A rather accurately implemented inflation and interest rates, as well as the ability to buy shares of other companies and bribe local councils give a very realistic, dynamic experience.
The Lens of Judgment
Players are judged by economic performance indicators, such as income, operating profits, units of cargo delivered, company value, etc. This results in a status (president/chairman/chief executive…); a higher status gives you a fancier house.
All players are given equal opportunity and starting conditions, and they can compare their success or failure to other companies. The game is completely transparent, i.e. you can see the financial situation and infrastructure of others, which is a good motivation to do better.
The Lens of Skill
I have played with both complete novices and die-hard veterans, and skill does have a big influence on the result of the particular player.
The game’s success was mainly driven by its railway building system, which gives an unparalleled degree of freedom. Mastery of the signalling systems determines the efficiency of your network and your revenues.
The picture shows a highly sophisticated railway system, built by someone from the forum community. These people are very tenacious about perfecting this craft, and articles such as http://blog.openttdcoop.org/2009/12/30/efficient-stations-and-tight-packed-train-streams/ are in good supply. There has even been a paradigm shift from “point-to-point forth and back deliveries” to circuit-like networks, which are more efficient but harder to convert to a different rail type.
Although learning curve is steep, fun starts already at the lower stages of the curve, so no one is cast out. The game also offers alternative channels for the players’ creativity – people enjoy building beautifully engineered railways (like above), or developing cities, or keeping up a theme like eco-friendly or a soulless corporation. All these different gameplay courses co-exist on the same game map, so players of different skill level can enjoy each other.
The Lens of Time
Transport Tycoon starts in year 1930 and goes until 2030, when following a victory announcement you can keep playing for as long as you like. A year in-game takes around 20min in real life.

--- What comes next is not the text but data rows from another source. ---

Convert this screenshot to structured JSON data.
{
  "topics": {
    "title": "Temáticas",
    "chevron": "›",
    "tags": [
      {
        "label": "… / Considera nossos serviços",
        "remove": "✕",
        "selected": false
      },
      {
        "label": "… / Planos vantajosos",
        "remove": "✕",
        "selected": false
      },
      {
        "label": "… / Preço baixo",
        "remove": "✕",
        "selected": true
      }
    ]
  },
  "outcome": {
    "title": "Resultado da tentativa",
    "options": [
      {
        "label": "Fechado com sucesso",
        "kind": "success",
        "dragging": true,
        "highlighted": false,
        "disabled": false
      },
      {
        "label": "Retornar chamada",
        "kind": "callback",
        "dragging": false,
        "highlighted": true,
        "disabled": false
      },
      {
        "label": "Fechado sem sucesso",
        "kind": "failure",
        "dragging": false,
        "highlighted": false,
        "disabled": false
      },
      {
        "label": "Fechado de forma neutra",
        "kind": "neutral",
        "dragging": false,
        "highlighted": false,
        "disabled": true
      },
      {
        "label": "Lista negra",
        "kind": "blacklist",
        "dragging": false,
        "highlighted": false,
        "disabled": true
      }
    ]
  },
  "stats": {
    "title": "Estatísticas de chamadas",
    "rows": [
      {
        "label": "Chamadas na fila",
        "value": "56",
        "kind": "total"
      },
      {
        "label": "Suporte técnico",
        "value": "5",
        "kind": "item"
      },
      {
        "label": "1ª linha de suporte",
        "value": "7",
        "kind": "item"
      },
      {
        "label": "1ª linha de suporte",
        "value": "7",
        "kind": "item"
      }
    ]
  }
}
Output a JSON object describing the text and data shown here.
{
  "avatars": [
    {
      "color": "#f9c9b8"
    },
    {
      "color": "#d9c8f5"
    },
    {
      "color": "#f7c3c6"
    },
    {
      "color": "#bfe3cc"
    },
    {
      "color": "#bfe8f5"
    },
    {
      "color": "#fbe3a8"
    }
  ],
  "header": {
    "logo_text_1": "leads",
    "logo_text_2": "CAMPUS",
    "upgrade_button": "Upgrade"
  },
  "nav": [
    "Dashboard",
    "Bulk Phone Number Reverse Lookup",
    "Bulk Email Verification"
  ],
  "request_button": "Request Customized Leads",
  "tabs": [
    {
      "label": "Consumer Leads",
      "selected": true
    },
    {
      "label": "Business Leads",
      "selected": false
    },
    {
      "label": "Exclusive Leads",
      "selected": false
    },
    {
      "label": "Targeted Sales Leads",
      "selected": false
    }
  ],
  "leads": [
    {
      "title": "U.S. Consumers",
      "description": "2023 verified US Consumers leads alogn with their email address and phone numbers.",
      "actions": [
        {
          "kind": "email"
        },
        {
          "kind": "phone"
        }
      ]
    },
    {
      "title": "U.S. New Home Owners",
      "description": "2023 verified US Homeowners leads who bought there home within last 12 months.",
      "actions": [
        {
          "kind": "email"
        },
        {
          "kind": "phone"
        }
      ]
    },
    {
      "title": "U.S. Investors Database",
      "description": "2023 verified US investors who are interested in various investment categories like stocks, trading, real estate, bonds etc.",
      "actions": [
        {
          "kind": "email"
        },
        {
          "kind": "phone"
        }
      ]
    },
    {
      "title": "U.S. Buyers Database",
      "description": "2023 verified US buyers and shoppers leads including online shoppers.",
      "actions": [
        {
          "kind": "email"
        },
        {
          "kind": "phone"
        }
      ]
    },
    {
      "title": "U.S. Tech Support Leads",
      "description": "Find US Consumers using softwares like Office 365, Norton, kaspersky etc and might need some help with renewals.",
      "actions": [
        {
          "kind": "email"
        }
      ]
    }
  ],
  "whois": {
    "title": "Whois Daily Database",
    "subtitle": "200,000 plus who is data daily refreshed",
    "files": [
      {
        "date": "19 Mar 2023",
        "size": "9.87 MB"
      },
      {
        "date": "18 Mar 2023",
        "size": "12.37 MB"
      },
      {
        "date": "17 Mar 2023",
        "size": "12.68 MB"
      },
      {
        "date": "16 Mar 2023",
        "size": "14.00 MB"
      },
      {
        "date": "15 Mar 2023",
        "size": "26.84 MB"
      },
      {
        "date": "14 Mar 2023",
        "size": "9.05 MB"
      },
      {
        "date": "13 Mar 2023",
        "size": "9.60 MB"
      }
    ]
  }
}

During this course, several autonomous developments take place:
- New, better vehicles become available
- Cities grow, their buildings become modernized
- New types of rail (normal, monorail, maglev) and airports spring up – see picture
- Your old vehicles wear out and are prone to breakdowns
- New factories appear (like oil rigs), used up ones close down
All these mutations give a temporal dimension to the game, letting you anticipate progress and preventing boredom. In addition, the graphs from above record a history, so you can see your performance in retrospect.
I think the game’s time handling is integral to the experience. It takes you through the growth of a world whose architect is you yourself. By the end it feels like a lifetime has passed, and you have become familiar with all the cities, terrain and competitors. Saving the game after completion is like taking a photograph of this experience that you can later revisit and reminisce.
The Lens of Problem Solving
Transport Tycoon is played in an isometric world, and you have to lay your railways, roads, and sometimes carve water channels manually. Some tiles don’t allow certain variations of rail, so figuring out how to get from point A to B can be a headache and a creative exercise – “is it better to build rail over the mountain and let trains slow down, or build a very expensive tunnel?”. Landscaping, bridges and tunnels are your primary tools of navigating the world that you have to combine to achieve the best efficiency and cost.
One type of industry is banking, and banks are built in large cities in later stages of the game. The problem is that it’s awfully difficult to build a station close enough, as cities are very restrictive to demolitions. Solutions include pre-emptively building a station in larger towns at the start of the game, before they’ve grown into a city. In this case you have to solve the problem of predicting which cities will grow, and where a bank is likely to be built. Or bribe the council to allow demolition.
Then, there are primary (mining) and secondary (processing) industries. You have to manage the delivery chain to ensure ample input and output of resources, and that you’re not accidentally fueling a competitor’s factory.
Solving these problems is a great source of fun and competition.